There wasn’t much of a sample size to go on, especially with his powerplay metrics, but I don’t think they are an accurate representation of what he did with the man advantage. The unit still struggled to produce but his heavy shot added another weapon that simply wasn’t there with Morgan Rielly, and though he isn’t the same caliber of skater as Rielly, his agility allowed him to control the blue line while creating lanes to effectively distribute the puck from the point.
Sandin is an interesting player in that he doesn’t have great size, but his physical game is probably better than his skating. He is fairly mobile but he lacks the top gear to recover when he gets in trouble and that will be an area of focus for him this offseason.
Perhaps Sandin’s biggest issue in his limited time with the Leafs this season was how he struggled to adjust to the pace of play and make quicker decisions with the puck on his stick.
Everyone remembers that one, and the one just before it that also led to a goal against, but these were not isolated incidents for Sandin. There is no doubt he has the ability to improve in this area because of his elusiveness, puck skills, and hockey brain but he will have to speed up his decision making to avoid plays like this as he moves up Toronto’s depth chart:
The Leafs’ insistence on putting Sandin into a prominent role to begin the playoffs, especially after how little he had played over the last year, bodes well for his chances of earning a spot out of camp next fall.
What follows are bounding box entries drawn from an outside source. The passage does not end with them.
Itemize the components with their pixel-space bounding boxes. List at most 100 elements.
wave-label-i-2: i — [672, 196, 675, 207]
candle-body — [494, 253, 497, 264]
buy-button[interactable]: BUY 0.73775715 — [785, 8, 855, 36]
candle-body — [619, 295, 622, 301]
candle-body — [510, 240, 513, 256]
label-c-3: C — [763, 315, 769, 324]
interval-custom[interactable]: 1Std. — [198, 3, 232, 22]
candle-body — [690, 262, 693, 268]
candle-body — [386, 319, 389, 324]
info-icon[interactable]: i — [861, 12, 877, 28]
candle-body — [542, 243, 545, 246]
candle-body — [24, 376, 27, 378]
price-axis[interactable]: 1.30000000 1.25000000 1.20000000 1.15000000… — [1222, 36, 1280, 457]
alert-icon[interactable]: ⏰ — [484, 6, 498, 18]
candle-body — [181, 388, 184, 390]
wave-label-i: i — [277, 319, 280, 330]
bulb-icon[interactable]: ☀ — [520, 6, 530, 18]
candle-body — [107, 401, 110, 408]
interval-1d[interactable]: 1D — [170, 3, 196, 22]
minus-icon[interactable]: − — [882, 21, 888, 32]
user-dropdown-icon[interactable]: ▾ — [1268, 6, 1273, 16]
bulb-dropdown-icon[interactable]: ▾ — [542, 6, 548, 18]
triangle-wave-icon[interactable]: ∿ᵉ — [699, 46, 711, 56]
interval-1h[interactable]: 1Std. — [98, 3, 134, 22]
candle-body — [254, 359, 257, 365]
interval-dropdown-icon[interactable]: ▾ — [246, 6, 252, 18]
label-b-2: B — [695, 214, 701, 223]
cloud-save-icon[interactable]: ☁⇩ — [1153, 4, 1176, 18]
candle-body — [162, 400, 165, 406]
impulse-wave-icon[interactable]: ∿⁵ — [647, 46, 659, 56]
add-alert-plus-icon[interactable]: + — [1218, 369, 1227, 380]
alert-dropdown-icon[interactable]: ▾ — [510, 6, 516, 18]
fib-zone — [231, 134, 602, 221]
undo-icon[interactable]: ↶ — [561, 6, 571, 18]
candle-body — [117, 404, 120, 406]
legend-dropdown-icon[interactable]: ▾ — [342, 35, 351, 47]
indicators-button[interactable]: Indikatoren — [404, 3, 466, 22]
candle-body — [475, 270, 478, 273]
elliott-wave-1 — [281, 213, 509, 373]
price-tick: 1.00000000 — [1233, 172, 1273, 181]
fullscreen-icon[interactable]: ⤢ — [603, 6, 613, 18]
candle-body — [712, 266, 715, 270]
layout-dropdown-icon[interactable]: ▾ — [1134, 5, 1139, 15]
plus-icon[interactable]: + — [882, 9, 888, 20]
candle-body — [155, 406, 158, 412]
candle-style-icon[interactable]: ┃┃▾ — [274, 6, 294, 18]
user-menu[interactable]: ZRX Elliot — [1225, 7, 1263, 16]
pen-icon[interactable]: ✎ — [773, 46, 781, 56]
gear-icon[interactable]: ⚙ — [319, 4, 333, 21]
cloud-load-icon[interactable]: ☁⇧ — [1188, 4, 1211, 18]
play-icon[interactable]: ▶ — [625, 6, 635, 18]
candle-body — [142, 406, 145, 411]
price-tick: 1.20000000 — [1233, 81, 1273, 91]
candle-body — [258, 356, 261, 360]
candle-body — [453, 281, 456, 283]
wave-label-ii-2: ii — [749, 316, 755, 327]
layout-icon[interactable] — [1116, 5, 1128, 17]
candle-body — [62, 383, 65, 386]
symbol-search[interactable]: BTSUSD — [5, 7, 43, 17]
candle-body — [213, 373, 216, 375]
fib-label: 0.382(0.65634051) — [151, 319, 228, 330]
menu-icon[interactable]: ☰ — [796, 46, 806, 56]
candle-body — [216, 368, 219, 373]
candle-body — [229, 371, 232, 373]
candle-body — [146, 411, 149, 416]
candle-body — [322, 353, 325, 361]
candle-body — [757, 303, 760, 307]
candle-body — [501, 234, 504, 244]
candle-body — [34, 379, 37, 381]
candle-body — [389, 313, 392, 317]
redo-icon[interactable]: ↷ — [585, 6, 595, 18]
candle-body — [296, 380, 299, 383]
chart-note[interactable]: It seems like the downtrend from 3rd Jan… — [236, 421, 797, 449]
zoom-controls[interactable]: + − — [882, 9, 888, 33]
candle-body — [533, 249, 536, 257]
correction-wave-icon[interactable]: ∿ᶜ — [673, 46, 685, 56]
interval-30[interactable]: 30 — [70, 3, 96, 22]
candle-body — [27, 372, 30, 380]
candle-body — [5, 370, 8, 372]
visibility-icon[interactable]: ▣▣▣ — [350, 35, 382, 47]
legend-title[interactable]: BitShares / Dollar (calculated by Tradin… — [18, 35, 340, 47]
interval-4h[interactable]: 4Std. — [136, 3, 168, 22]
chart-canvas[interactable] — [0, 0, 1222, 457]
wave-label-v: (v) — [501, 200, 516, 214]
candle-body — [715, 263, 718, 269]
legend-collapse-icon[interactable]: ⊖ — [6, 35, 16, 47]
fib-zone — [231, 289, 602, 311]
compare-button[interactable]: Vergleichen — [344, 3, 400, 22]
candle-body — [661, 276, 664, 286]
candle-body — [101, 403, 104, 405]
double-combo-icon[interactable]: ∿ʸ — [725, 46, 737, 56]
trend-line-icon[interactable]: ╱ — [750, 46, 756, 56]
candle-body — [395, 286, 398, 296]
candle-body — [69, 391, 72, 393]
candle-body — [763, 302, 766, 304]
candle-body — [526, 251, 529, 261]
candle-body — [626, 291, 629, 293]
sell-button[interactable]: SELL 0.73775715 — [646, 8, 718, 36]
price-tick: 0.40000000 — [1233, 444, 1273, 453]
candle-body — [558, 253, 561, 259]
He is likely ticketed for third pairing duty to begin the season but this could be a summer that includes some big changes for the Leafs, perhaps creating a path for Sandin to take on a larger role in 2021-22.
All indications point to the Leafs’ brass running back the core four next season and if significant changes are to be made, there is a chance that Morgan Rielly – the longest serving Leaf on the current roster – could find himself as the odd man out in a trade. Kyle Dubas will be hesitant to move such an important piece of his team but a decision is coming on Rielly one way or the other as he enters the final year of his contract in 2021-22. Rielly isn’t old by any means, but he also isn’t young anymore, and will likely command a hefty price tag on his next deal while Sandin appears to be a natural, in-house replacement for the offensive minded defender.
Regardless of where he is in the lineup to begin next season, it is clear that Sandin is being groomed for a larger role in the coming years. His dynamic offensive skillset and sound defensive game are evident, and though he still has areas of his game that require improvement, it is time for that development to take place on the Leafs’ blue line.